21 I find then the principle that evil is present in me, the one who wants to do good. 22 For I joyfully concur with the law of God in the inner man, 23 but I see a different law in the members of my body, waging war against the law of my mind and making me a prisoner of the law of sin which is in my members. 24 Wretched man that I am! Who will set me free from the body of this death? 25 Thanks be to God through Jesus Christ our Lord! So then, on the one hand I myself with my mind am serving the law of God, but on the other, with my flesh the law of sin.

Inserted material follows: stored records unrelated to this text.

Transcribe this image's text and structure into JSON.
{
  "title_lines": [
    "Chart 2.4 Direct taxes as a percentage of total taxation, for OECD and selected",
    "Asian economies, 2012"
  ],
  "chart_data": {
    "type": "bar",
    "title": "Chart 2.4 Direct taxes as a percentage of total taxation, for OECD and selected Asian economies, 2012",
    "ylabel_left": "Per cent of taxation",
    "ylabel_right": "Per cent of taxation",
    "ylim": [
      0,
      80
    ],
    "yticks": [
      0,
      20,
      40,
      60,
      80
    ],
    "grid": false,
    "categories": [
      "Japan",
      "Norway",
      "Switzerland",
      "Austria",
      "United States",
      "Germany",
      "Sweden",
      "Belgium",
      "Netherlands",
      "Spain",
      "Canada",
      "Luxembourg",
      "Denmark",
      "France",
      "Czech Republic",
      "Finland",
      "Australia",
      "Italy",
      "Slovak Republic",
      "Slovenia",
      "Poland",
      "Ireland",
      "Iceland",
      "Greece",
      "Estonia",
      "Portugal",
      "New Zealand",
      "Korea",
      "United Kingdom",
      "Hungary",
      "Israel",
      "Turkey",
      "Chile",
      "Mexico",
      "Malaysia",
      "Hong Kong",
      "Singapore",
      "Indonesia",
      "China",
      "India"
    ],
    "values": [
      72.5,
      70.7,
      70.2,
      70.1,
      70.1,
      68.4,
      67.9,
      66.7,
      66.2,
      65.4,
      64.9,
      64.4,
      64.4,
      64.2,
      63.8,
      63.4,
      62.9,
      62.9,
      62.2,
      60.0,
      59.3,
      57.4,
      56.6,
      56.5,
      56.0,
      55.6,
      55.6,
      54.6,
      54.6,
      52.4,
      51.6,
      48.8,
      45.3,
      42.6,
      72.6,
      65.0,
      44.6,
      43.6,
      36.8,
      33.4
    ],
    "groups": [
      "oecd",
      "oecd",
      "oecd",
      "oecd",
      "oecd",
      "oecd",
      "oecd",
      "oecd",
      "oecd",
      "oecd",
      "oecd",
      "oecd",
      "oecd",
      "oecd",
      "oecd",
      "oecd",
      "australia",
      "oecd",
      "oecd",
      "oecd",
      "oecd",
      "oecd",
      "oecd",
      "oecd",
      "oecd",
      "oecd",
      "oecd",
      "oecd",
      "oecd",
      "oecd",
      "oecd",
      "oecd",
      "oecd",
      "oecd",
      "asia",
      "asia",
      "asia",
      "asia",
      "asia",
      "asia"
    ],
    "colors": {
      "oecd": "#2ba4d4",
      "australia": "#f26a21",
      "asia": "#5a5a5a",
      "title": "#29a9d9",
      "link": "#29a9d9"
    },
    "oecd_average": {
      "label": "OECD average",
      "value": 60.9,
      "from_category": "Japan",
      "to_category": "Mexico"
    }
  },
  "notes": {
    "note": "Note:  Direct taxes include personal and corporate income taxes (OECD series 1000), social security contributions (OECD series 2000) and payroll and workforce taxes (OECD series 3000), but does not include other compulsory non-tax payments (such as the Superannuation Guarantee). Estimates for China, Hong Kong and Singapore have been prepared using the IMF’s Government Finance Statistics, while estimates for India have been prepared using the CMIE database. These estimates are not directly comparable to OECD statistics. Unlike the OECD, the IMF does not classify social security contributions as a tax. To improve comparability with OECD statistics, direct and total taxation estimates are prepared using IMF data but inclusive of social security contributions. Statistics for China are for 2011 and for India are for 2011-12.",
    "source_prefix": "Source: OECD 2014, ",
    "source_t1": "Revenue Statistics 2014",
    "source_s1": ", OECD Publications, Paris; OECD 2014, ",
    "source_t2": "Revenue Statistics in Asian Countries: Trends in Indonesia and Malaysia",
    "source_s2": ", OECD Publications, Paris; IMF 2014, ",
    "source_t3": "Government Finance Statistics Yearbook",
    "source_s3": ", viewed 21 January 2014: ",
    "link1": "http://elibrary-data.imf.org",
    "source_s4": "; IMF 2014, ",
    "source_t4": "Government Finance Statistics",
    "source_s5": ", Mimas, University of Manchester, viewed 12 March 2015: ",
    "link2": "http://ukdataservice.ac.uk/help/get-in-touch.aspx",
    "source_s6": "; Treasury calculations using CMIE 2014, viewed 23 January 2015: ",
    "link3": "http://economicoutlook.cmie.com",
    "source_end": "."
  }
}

Then notice the full quote of it in Romans 8 for which you only gave a snip.
Rom 8
2 For the law of the Spirit of life in Christ Jesus has set you free from the law of sin and of death. 3 For what the Law could not do, weak as it was through the flesh, God did: sending His own Son in the likeness of sinful flesh and as an offering for sin, He condemned sin in the flesh, 4 so that the requirement of the Law might be fulfilled in us, who do not walk according to the flesh but according to the Spirit. 5 For those who are according to the flesh set their minds on the things of the flesh, but those who are according to the Spirit, the things of the Spirit. 6 For the mind set on the flesh is death, but the mind set on the Spirit is life and peace, 7 because the mind set on the flesh is hostile toward God; for it does not subject itself to the law of God, for it is not even able to do so, 8 and those who are in the flesh cannot please God. 9 However, you are not in the flesh but in the Spirit, if indeed the Spirit of God dwells in you. But if anyone does not have the Spirit of Christ, he does not belong to Him.

====================

Not sure how you are saying that this applies to the Catholic vs Protestant gap being discussed in Germany these days unless it is to make the point that the Bible is consistent when we show all the context for a given text - as I have shown above.